Transformationale Führung stärkt die Selbstwirksamkeit der Mitarbeiter zum einen durch individuelle Wertschätzung der Geführten. Indem die Führungskraft auf die Bedürfnisse und Wünsche der einzelnen Mitarbeiter gezielt eingeht sowie jeden Mitarbeiter als Individuum wahrnimmt und systematisch fördert, wächst das Bewusstsein der Mitarbeiter für die eigenen Fähigkeiten (Avolio & Bass, 1998). Zudem drücken die hohen Leistungserwartungen, die transformationale Führungskräfte an ihre Mitarbeiter stellen, auch das Vertrauen der Führungskraft in die Fähigkeiten der Mitarbeiter aus. Dies wirkt sich wiederum positiv auf die Selbstwirksamkeit der Mitarbeiter aus (Gardner & Avolio, 1998;

Shamir et al., 1993). Pillai und Williams (2004) wiesen den positiven Effekt transformationaler Führung auf die Selbstwirksamkeit der Mitarbeiter empirisch nach (siehe auch 2.1.3). Darüber hinaus konnten Redmond, Mumford und Teach (1993) auch den positiven Zusammenhang zwischen Selbstwirksamkeit und individueller Kreativität nachweisen: In ihrer experimentellen Studie konnten sie mittels Manipulation des Führungsverhaltens zeigen, dass Verhaltensweisen einer Führungskraft, die darauf abzielen, die Selbstwirksamkeit der Mitarbeiter zu stärken, die Qualität und Originalität der Lösungen der Mitarbeiter beim Bearbeiten einer Problemstellung aus dem Marketingbereich steigern.

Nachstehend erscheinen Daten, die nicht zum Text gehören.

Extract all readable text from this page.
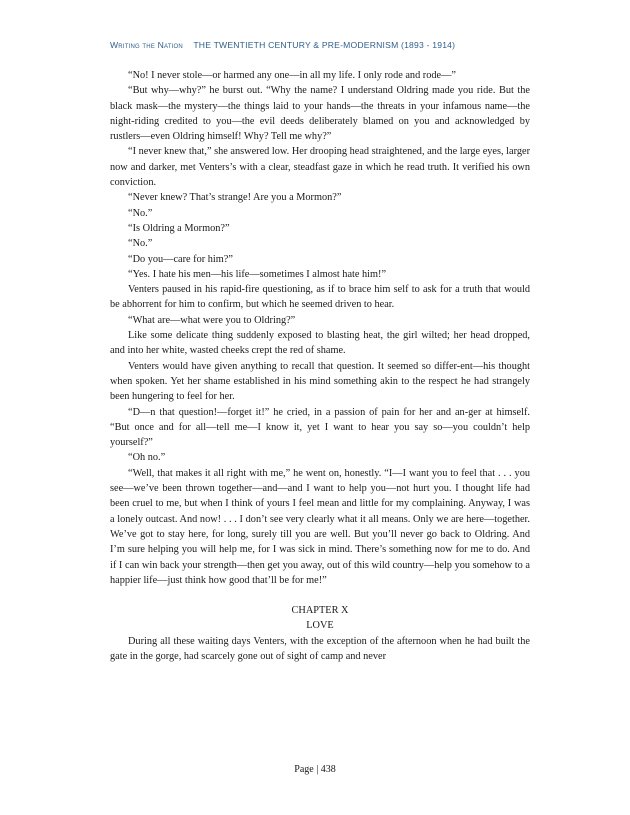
Writing the Nation THE TWENTIETH CENTURY & PRE-MODERNISM (1893 - 1914)

“No! I never stole—or harmed any one—in all my life. I only rode and rode—”

“But why—why?” he burst out. “Why the name? I understand Oldring made you ride. But the black mask—the mystery—the things laid to your hands—the threats in your infamous name—the night-riding credited to you—the evil deeds deliberately blamed on you and acknowledged by rustlers—even Oldring himself! Why? Tell me why?”

“I never knew that,” she answered low. Her drooping head straightened, and the large eyes, larger now and darker, met Venters’s with a clear, steadfast gaze in which he read truth. It verified his own conviction.

“Never knew? That’s strange! Are you a Mormon?”

“No.”

“Is Oldring a Mormon?”

“No.”

“Do you—care for him?”

“Yes. I hate his men—his life—sometimes I almost hate him!”

Venters paused in his rapid-fire questioning, as if to brace him self to ask for a truth that would be abhorrent for him to confirm, but which he seemed driven to hear.

“What are—what were you to Oldring?”

Like some delicate thing suddenly exposed to blasting heat, the girl wilted; her head dropped, and into her white, wasted cheeks crept the red of shame.

Venters would have given anything to recall that question. It seemed so differ-ent—his thought when spoken. Yet her shame established in his mind something akin to the respect he had strangely been hungering to feel for her.

“D—n that question!—forget it!” he cried, in a passion of pain for her and an-ger at himself. “But once and for all—tell me—I know it, yet I want to hear you say so—you couldn’t help yourself?”

“Oh no.”

“Well, that makes it all right with me,” he went on, honestly. “I—I want you to feel that . . . you see—we’ve been thrown together—and—and I want to help you—not hurt you. I thought life had been cruel to me, but when I think of yours I feel mean and little for my complaining. Anyway, I was a lonely outcast. And now! . . . I don’t see very clearly what it all means. Only we are here—together. We’ve got to stay here, for long, surely till you are well. But you’ll never go back to Oldring. And I’m sure helping you will help me, for I was sick in mind. There’s something now for me to do. And if I can win back your strength—then get you away, out of this wild country—help you somehow to a happier life—just think how good that’ll be for me!”

CHAPTER X
LOVE

During all these waiting days Venters, with the exception of the afternoon when he had built the gate in the gorge, had scarcely gone out of sight of camp and never

Page | 438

Auf der kognitiven Ebene fördert transformationale Führung die Kreativität der Mitarbeiter in erster Linie durch intellektuelle Stimulierung (Waldman & Bass, 1991).

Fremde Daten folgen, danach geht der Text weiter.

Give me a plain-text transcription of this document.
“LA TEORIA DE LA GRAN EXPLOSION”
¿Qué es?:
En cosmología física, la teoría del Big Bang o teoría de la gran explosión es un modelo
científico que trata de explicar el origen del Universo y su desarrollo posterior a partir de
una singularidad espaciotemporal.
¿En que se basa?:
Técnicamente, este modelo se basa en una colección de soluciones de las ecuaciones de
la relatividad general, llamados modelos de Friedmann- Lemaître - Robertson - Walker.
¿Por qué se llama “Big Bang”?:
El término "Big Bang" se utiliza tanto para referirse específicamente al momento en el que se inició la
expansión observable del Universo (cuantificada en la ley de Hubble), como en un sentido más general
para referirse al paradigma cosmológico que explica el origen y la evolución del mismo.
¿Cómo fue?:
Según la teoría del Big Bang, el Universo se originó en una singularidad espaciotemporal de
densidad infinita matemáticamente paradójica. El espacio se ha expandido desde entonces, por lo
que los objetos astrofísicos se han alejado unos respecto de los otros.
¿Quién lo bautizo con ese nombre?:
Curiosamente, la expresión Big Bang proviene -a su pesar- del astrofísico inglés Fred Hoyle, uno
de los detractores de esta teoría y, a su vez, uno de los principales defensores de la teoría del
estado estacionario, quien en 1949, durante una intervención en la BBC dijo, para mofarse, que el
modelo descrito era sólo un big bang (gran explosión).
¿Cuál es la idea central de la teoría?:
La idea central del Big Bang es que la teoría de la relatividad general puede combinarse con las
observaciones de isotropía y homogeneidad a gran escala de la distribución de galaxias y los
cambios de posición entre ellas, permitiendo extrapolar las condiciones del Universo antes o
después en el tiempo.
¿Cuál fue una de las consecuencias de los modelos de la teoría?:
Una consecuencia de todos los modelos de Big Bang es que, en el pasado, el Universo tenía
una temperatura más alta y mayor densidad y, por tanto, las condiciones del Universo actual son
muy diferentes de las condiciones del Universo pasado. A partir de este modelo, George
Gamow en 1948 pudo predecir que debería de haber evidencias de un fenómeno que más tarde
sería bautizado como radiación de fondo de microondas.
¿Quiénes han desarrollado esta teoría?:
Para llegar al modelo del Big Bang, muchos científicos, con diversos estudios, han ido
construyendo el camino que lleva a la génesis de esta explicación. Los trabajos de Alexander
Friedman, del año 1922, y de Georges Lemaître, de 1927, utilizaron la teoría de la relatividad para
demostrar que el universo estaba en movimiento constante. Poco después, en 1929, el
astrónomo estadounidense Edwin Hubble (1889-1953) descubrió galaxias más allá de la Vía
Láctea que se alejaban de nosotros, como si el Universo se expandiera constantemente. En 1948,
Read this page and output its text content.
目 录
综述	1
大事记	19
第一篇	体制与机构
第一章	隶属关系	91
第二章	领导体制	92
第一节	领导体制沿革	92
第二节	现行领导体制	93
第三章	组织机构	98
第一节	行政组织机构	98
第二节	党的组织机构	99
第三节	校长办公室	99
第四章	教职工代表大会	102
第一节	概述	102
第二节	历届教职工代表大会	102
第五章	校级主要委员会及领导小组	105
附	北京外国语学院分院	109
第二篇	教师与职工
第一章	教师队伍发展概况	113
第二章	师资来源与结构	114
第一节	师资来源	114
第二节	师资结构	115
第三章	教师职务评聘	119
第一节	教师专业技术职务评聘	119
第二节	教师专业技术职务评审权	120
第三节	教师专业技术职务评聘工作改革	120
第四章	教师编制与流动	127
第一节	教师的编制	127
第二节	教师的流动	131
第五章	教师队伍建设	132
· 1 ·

Transformationale Führungskräfte versuchen, unübliche Perspektiven aufzuzeigen, alte Denkmuster aufzubrechen und radikales Umdenken der Mitarbeiter zu ermöglichen. Sie fordern ihre Mitarbeiter auf, den Status quo immer wieder kritisch zu hinterfragen und Annahmen, Regeln oder Verfahrensweisen regelmäßig auf ihren Sinn beziehungsweise ihre Berechtigung hin zu überprüfen. Darüber hinaus ermutigen sie ihre Mitarbeiter,

Problemstellungen neu zu überdenken und diese spielerisch und unvoreingenommen anzugehen. Dadurch sollen die Geführten lernen, ihre intellektuelle Neugier zu entdecken, ihren Einfallsreichtum zu benutzen und selbstständig unkonventionelle Lösungswege zu suchen (Avolio et al., 1999; Bass, 1985). Zusätzlich verstärkt werden die positiven Effekte transformationaler Führung auf kognitiver Ebene dadurch, dass die Führungskraft als Rollenmodell agiert (Bandura, 1977), indem sie selbst immer wieder Arbeitsgrundsätze oder Vorgehensweisen in Frage stellt und nach originellen Ideen und Lösungsansätzen sucht (Conger & Kanungo, 1998; Gardner & Avolio, 1998). Dieses Modellverhalten stimuliert die Geführten zu differenzierter Reflexion bestehender Annahmen und zur Entwicklung neuer Ideen. Basierend auf den ausgeführten Überlegungen wird erwartet, dass transformationale Führung positiv mit individueller Kreativität verbunden ist.

Hypothese 1a:

Transformationale Führung ist positiv verbunden mit der individuellen Kreativität der Geführten.